Scientists pleased with TESS exoplanet mission
SEATTLE — As the first discoveries from a new NASA exoplanet mission start rolling in, project officials are planning for the first in what they hope to be a series of extended missions for the spacecraft.
During a briefing at the 233rd meeting of the American Astronomical Society here Jan. 7, scientists working on the Transiting Exoplanet Survey Satellite (TESS) mission announced that they have already discovered three planets, each smaller than Neptune, orbiting stars within 100 light-years of the solar system.
The most recent of the three planets, HD 21749b, orbits a star 53-light years away with an estimated mass 23 times that of Earth. The star it orbits may have a second planet, about the size of the Earth, orbiting closer in, said Chelsea Huang of the Massachusetts Institute of Technology (MIT) at the briefing.
The discoveries come from data from the first few months of TESS operations, covering four of a planned 26 sectors of the sky that the spacecraft will observe over the next two years. The spacecraft, launched in April 2018 on a SpaceX Falcon 9, started science observations in July. “We’ve made great progress using three months of data,” said Huang.
Scientists involved with TESS said the early results show the potential of the spacecraft to help discover many more small exoplanets around nearby, bright stars, excellent candidates for follow-up observations by other observatories, including the James Webb Space Telescope.
“The very best targets that Webb will be able to spend time studying in detail spectroscopically are, of necessity, going to be the bright targets that TESS will actually find,” said George Ricker, principal investigator for TESS at MIT, at the briefing.
Ricker and others involved with the mission hope that the exoplanet discoveries and other astrophysical phenomena, such as supernova explosions, detected in images from the spacecraft will continue for many years to come.

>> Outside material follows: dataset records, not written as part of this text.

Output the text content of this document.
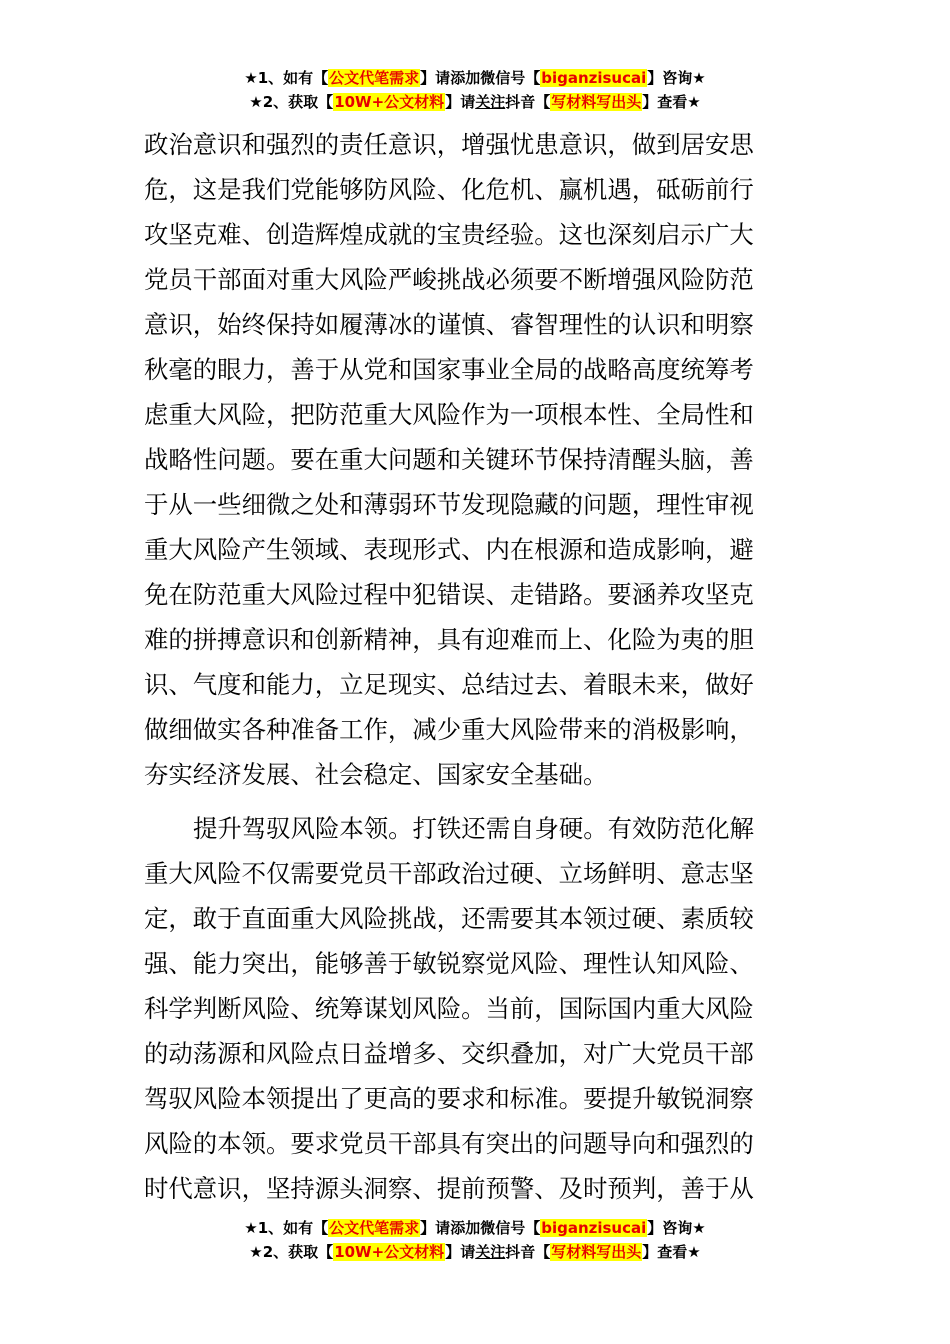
★1、如有【公文代笔需求】请添加微信号【biganzisucai】咨询★
★2、获取【10W+公文材料】请关注抖音【写材料写出头】查看★
政治意识和强烈的责任意识，增强忧患意识，做到居安思
危，这是我们党能够防风险、化危机、赢机遇，砥砺前行
攻坚克难、创造辉煌成就的宝贵经验。这也深刻启示广大
党员干部面对重大风险严峻挑战必须要不断增强风险防范
意识，始终保持如履薄冰的谨慎、睿智理性的认识和明察
秋毫的眼力，善于从党和国家事业全局的战略高度统筹考
虑重大风险，把防范重大风险作为一项根本性、全局性和
战略性问题。要在重大问题和关键环节保持清醒头脑，善
于从一些细微之处和薄弱环节发现隐藏的问题，理性审视
重大风险产生领域、表现形式、内在根源和造成影响，避
免在防范重大风险过程中犯错误、走错路。要涵养攻坚克
难的拼搏意识和创新精神，具有迎难而上、化险为夷的胆
识、气度和能力，立足现实、总结过去、着眼未来，做好
做细做实各种准备工作，减少重大风险带来的消极影响，
夯实经济发展、社会稳定、国家安全基础。
提升驾驭风险本领。打铁还需自身硬。有效防范化解
重大风险不仅需要党员干部政治过硬、立场鲜明、意志坚
定，敢于直面重大风险挑战，还需要其本领过硬、素质较
强、能力突出，能够善于敏锐察觉风险、理性认知风险、
科学判断风险、统筹谋划风险。当前，国际国内重大风险
的动荡源和风险点日益增多、交织叠加，对广大党员干部
驾驭风险本领提出了更高的要求和标准。要提升敏锐洞察
风险的本领。要求党员干部具有突出的问题导向和强烈的
时代意识，坚持源头洞察、提前预警、及时预判，善于从
★1、如有【公文代笔需求】请添加微信号【biganzisucai】咨询★
★2、获取【10W+公文材料】请关注抖音【写材料写出头】查看★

For now, TESS is about one-fourth the way through a two-year primary mission. However, planning is already underway for one extended mission, Ricker said. That extended mission, lasting a little more than two years from mid-2020 to late 2022, would revisit some areas of the sky observed in the prime mission as well as fill in some gaps not observed.
The proposal for that extended mission, which will be part of the overall senior review of astrophysics missions, is due to NASA Feb. 1. Ricker said that the ongoing partial government shutdown, which affects NASA, could push back that schedule.
Ricker is hopeful that the extended mission is the first of many for TESS. The spacecraft is in excellent condition, with camera performance and stability far better than anticipated. The spacecraft’s reaction wheels — which caused problems for another exoplanet mission, Kepler — are based on designs with commercial satellite heritage that should last for decades, and the spacecraft’s reserves of hydrazine fuel, used at a rate of one gram a week for momentum management, can last for far longer.
At the briefing, Ricker showed a chart of extended missions going out through the 2020s. Those additional extended missions, he said, could support a wide range of other spacecraft and groundbased observatories that can study exoplanets in further detail, such as the Wide-Field Infrared Survey Telescope (WFIRST) and ESA’s Planetary Transits and Oscillations or stars, or PLATO, spacecraft.
“In my plot I only put out extended missions running 10 years,” Ricker said, “but if NASA is patient with the mission and funds us properly, I think we could probably go for several decades.”